Europe’s pre-invasion reliance on Russian oil was substantial, with many countries importing more than 35% of their oil from Russia. However, since the invasion of Ukraine, restrictive policies on Russian exports have been adopted by the European Union, and in the sixth package of sanctions, a partial oil embargo has been put in place which is set to ban all crude oil and petroleum imports from Russia by January 2023.

Obviously, this supply shock has had major price implications throughout the world, with petrol prices rising approximately 30% in Australia over the past 6 months. However, now that governments and consumers have been given time to adjust to these new circumstances and adapt, it is expected that through the second half of the year, there will be a downward trend in petrol price, with significant drops already occurring in the UK, yet it is not completely clear how much of the price reduction will be passed on to the consumer from the large oil companies who are currently making record profits as a result of this price hike.
Additionally, the energy crisis has impacted many other sectors through its altercation of aggregate consumer spending and, subsequently, is largely responsible, with a number of other factors, for the significantly increased cost of living. This resulted in many countries experiencing extremely high inflation, with a 5.1% increase in the CPI, price rises have become evident in all consumer activity, be it in grocery shopping, entertainment, or even public transport.
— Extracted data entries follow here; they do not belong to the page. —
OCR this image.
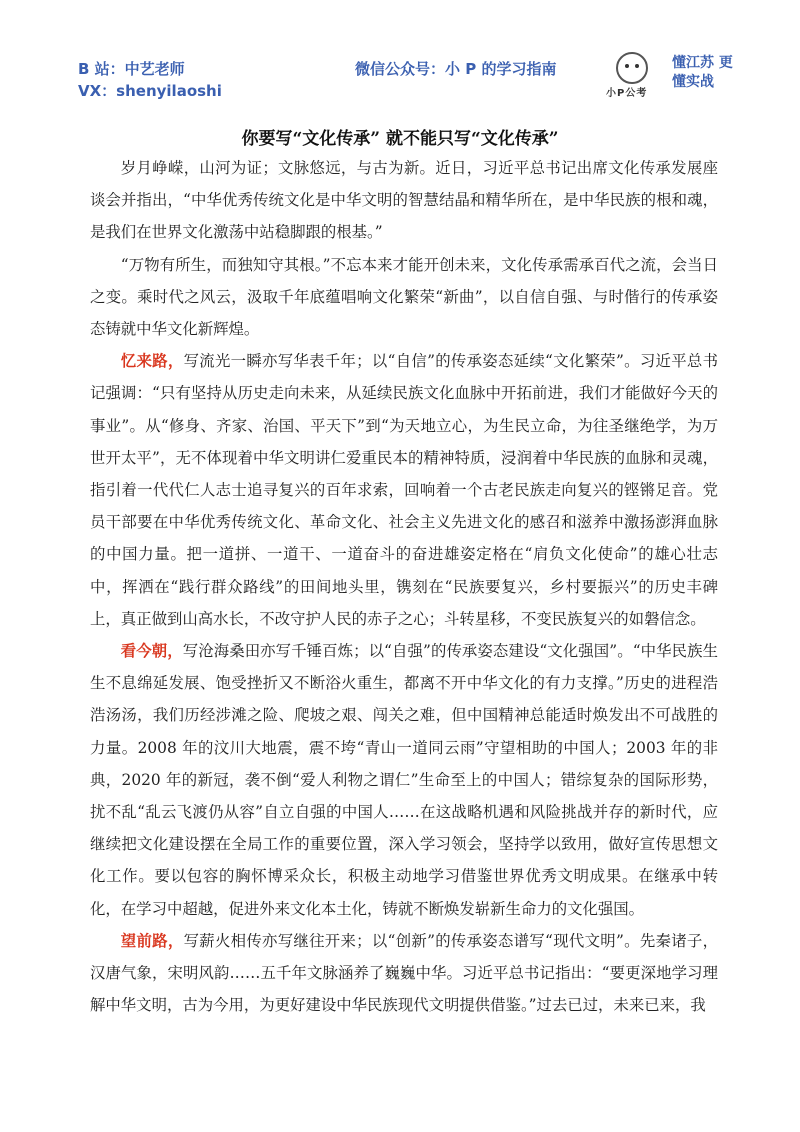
B 站：中艺老师
VX：shenyilaoshi
微信公众号：小 P 的学习指南
小P公考
懂江苏 更懂实战
你要写“文化传承” 就不能只写“文化传承”

岁月峥嵘，山河为证；文脉悠远，与古为新。近日，习近平总书记出席文化传承发展座谈会并指出，“中华优秀传统文化是中华文明的智慧结晶和精华所在，是中华民族的根和魂，是我们在世界文化激荡中站稳脚跟的根基。”

“万物有所生，而独知守其根。”不忘本来才能开创未来，文化传承需承百代之流，会当日之变。乘时代之风云，汲取千年底蕴唱响文化繁荣“新曲”，以自信自强、与时偕行的传承姿态铸就中华文化新辉煌。

忆来路，写流光一瞬亦写华表千年；以“自信”的传承姿态延续“文化繁荣”。习近平总书记强调：“只有坚持从历史走向未来，从延续民族文化血脉中开拓前进，我们才能做好今天的事业”。从“修身、齐家、治国、平天下”到“为天地立心，为生民立命，为往圣继绝学，为万世开太平”，无不体现着中华文明讲仁爱重民本的精神特质，浸润着中华民族的血脉和灵魂，指引着一代代仁人志士追寻复兴的百年求索，回响着一个古老民族走向复兴的铿锵足音。党员干部要在中华优秀传统文化、革命文化、社会主义先进文化的感召和滋养中激扬澎湃血脉的中国力量。把一道拼、一道干、一道奋斗的奋进雄姿定格在“肩负文化使命”的雄心壮志中，挥洒在“践行群众路线”的田间地头里，镌刻在“民族要复兴，乡村要振兴”的历史丰碑上，真正做到山高水长，不改守护人民的赤子之心；斗转星移，不变民族复兴的如磐信念。

看今朝，写沧海桑田亦写千锤百炼；以“自强”的传承姿态建设“文化强国”。“中华民族生生不息绵延发展、饱受挫折又不断浴火重生，都离不开中华文化的有力支撑。”历史的进程浩浩汤汤，我们历经涉滩之险、爬坡之艰、闯关之难，但中国精神总能适时焕发出不可战胜的力量。2008 年的汶川大地震，震不垮“青山一道同云雨”守望相助的中国人；2003 年的非典，2020 年的新冠，袭不倒“爱人利物之谓仁”生命至上的中国人；错综复杂的国际形势，扰不乱“乱云飞渡仍从容”自立自强的中国人……在这战略机遇和风险挑战并存的新时代，应继续把文化建设摆在全局工作的重要位置，深入学习领会，坚持学以致用，做好宣传思想文化工作。要以包容的胸怀博采众长，积极主动地学习借鉴世界优秀文明成果。在继承中转化，在学习中超越，促进外来文化本土化，铸就不断焕发崭新生命力的文化强国。

望前路，写薪火相传亦写继往开来；以“创新”的传承姿态谱写“现代文明”。先秦诸子，汉唐气象，宋明风韵……五千年文脉涵养了巍巍中华。习近平总书记指出：“要更深地学习理解中华文明，古为今用，为更好建设中华民族现代文明提供借鉴。”过去已过，未来已来，我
With high inflation being prevalent in many national economies, there is a great chance that recession could soon follow, with many countries including the United States, Canada, the UK, Germany, Japan, South Korea and even Australia expected to experience recession by mid-next year.
Therefore, despite the gradual recovery from the energy crisis that looks to be on the cards for the next 6-12 months, its impacts on the rest of the economy will surely be felt by the everyday consumer for quite some time due to the increased cost of living and expected decrease in economic activity.